In the early stages of picking up prejudice, children mix it with ignorance which, as I’ve said, should be distinguished from prejudice. A child as he begins to study the world around him tries to organize his experiences. Doing this, he begins to classify things and people and begins to form connection - or what psychologists call associations. He needs to do this because he saves time and effort by putting things and people into categories. But unless he classifies correctly, his categories will mislead rather than guide him. For example, if child learns that ‘all fires are hot and dangerous,” fires have been put firmly into the category of things to be watched carefully - and thus he can save himself from harm. But if he learns a category like “Negores are lazy” or “foreigners are fools,’ he’s learned generalization that mislead because they’re unreliable. The thing is that, when we use categories we need to remember the exceptions and differences, the individual variations that qualify the usefulness of all generalizations. Some fires, for example, are hotter and more dangerous than others. If people had avoided all fires as dangerous, we would never have had cooking or central heating.

School can help undo the damage. Actual personal experience with children of other groups can show a child directly, immediately and concretely that not all members of a group are blameworthy, stupid, dirty or dishonest. In addition, unprejudiced teachers can instruct children in the ways of clear thinking that underlie tolerance. There is definite evidence that education reduces prejudices. It’s been found, for example, that college graduates are less prejudiced on the whole than people with less education. Direct instruction -about different groups and Cultures, another Study shows, reduced prejudice in those who were taught.

Fortunately, we seem today to be making progress in the direction of less prejudiced belief and behaviour. Today, parents treat children with greater respect for them as individuals - in short, with less prejudice. This will continue to exert a healthy influence on the next generation.
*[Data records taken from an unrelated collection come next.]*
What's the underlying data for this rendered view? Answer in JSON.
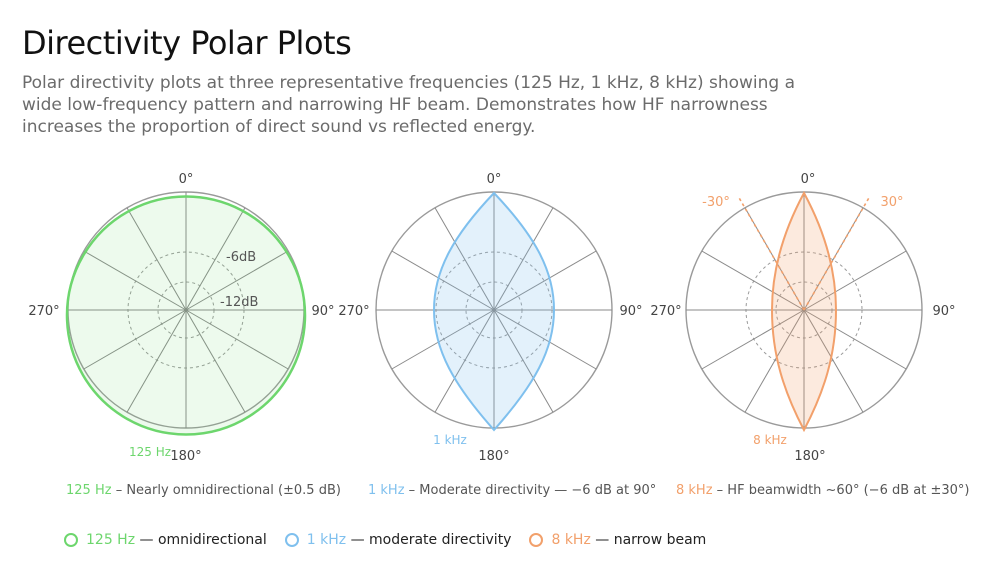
{
  "page": {
    "title": "Directivity Polar Plots",
    "subtitle": "Polar directivity plots at three representative frequencies (125 Hz, 1 kHz, 8 kHz) showing a wide low-frequency pattern and narrowing HF beam. Demonstrates how HF narrowness increases the proportion of direct sound vs reflected energy."
  },
  "colors": {
    "green": "#6dd66d",
    "blue": "#7fc0ee",
    "orange": "#f2a06b",
    "grid": "#9a9a9a",
    "spoke": "#8a8a8a"
  },
  "plots": [
    {
      "angle_labels": {
        "top": "0°",
        "right": "90°",
        "bottom": "180°",
        "left": "270°"
      },
      "ring_labels": [
        "-6dB",
        "-12dB"
      ],
      "freq_label": "125 Hz",
      "caption_freq": "125 Hz",
      "caption_text": "– Nearly omnidirectional (±0.5 dB)"
    },
    {
      "angle_labels": {
        "top": "0°",
        "right": "90°",
        "bottom": "180°",
        "left": "270°"
      },
      "freq_label": "1 kHz",
      "caption_freq": "1 kHz",
      "caption_text": "– Moderate directivity — −6 dB at 90°"
    },
    {
      "angle_labels": {
        "top": "0°",
        "right": "90°",
        "bottom": "180°",
        "left": "270°"
      },
      "beam_labels": [
        "-30°",
        "30°"
      ],
      "freq_label": "8 kHz",
      "caption_freq": "8 kHz",
      "caption_text": "– HF beamwidth ~60° (−6 dB at ±30°)"
    }
  ],
  "legend": [
    {
      "freq": "125 Hz",
      "desc": "— omnidirectional"
    },
    {
      "freq": "1 kHz",
      "desc": "— moderate directivity"
    },
    {
      "freq": "8 kHz",
      "desc": "— narrow beam"
    }
  ]
}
In fact, one survey has shown that t already has College students of our generation, it demonstrates, are less prejudiced than college students of the last generation. But since, prejudice against members of a minority group or the peoples of other countries is a luxury we can increasingly ill afford - no parent should relax his vigilance in guarding against sowing the seeds of intolerance.

3. Write a single paragraph, in about 200 words, on one of the following topics :  10
(a) Man spoils mattes much more by speech than by silence
(b) When all think alike no one thinks very much.
(c) A traffic jam.
(d) Scene in an examination hall before the beginning of the examination.

4. Use the following words in sentences so as to bring their meaning clearly. Do not change the form of the word. No mark will be given for a vague or ambiguous sentence: 10
(a) potential
(b) legacy
(c) interpret
(d) elaborate
(e) environments

5. Supply the correct forms of verbs given in parentheses in the following passage. Please write correct verb forms in your answer book against numbers given in parentheses; do not reproduce the entire passage: 10
Albert Camus, an Algerian writer who (i die) some time age, (ii note), for his symbols of the absurd hero. When he (iii write). Camus (iv draw) upon mythology, history, fiction, and drama in order (v illustrate) his absurdism. Camus (vi choose) Sisyphus as the absurd hero in classic form. According to legend, Sisyphys (vii accuse) by the gods of (viii steal) their secrets. The gods condemned him to an eternity of (ix push) a rock to the top of a bill and (x see) it roll down the slope again.

6. Correct the following sentences without changing their meaning. Please do not make unnecessary changes in the sentences: 10
(a) I am believing what you tell me.
(b) I like Rita because she is too helpful.
(c) What a fine weather.
(d) Coffee keeps person awake.
(e) I want you and she to help me.
(f) Hardly he had left the house when the storm broke.
(g) He was very too much happy to know that he had won a lottery.
(h) They demanded that the manager is dismissed.
(i) “Didn’t you meet Kailash?” “Yest, l didn’t.”
(j) The party comprises of Dinesh, Ramesh and Mohan.